An easier, Instant Pot spin on warm Chinese noodles with a savory, almost creamy sauce.
- 1 Tbsp sesame oil
- 1 pound ground pork or chicken
- 1 medium shallot, diced
- 6 garlic cloves, minced
- 1/4 tsp cayenne pepper
- Fresh cracked pepper
- 1 3/4 cups chicken broth
- 8 oz spaghetti (thin or normal, whole wheat or white)
- 8 oz mushrooms, chopped
- 2 cups chopped spinach
- 1/4 cup low sodium soy sauce
- 1/4 cup hoisin sauce
- 1 Tbsp honey
- 2 Tbsp rice vinegar
- 3 Tbsp peanut butter or tahini sauce
- 4 green onions, chopped
- Turn Instant Pot to sauté setting. When display says hot add in the oil and the pork. Break up the ground pork. Add in the shallot. Sauté for about 5 minutes. Add in the garlic, cayenne and fresh cracked pepper to taste and sauté for 30 seconds. Pour in the broth and scrape bottom of pot so that nothing is sticking. Turn off Instant Pot.

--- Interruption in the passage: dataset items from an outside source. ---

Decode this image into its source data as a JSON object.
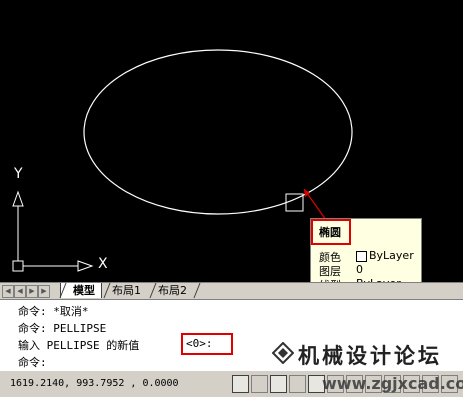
{
  "canvas": {
    "ucs_x_label": "X",
    "ucs_y_label": "Y"
  },
  "tabs": {
    "model": "模型",
    "layout1": "布局1",
    "layout2": "布局2"
  },
  "tooltip": {
    "title": "椭圆",
    "rows": [
      {
        "label": "颜色",
        "value": "ByLayer"
      },
      {
        "label": "图层",
        "value": "0"
      },
      {
        "label": "线型",
        "value": "ByLayer"
      }
    ]
  },
  "command": {
    "line1": "命令: *取消*",
    "line2": "命令: PELLIPSE",
    "line3_prefix": "输入 PELLIPSE 的新值",
    "line3_value": "<0>:",
    "line4": "命令:"
  },
  "statusbar": {
    "coords": "1619.2140, 993.7952 , 0.0000"
  },
  "watermark": {
    "name": "机械设计论坛",
    "url": "www.zgjxcad.com"
  },
  "colors": {
    "canvas_bg": "#000000",
    "entity": "#ffffff",
    "highlight_box": "#e00000"
  }
}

- Break the spaghetti in half and lay it in a criss-cross pattern on top of the meat. Press down. Cover the spaghetti with mushrooms and spinach.
- In a bowl stir together the soy sauce, hoisin, honey, vinegar and peanut butter. Pour the mixture over the top.
- Cover Instant Pot and secure the lid. Make sure valve is set to sealing. Set the manual/pressure cook button to 2 minutes. When time is up let pot sit for 5 minutes and then move valve to venting. Remove the lid.
- Stir well. Stir in the green onions. Scoop into bowls and serve.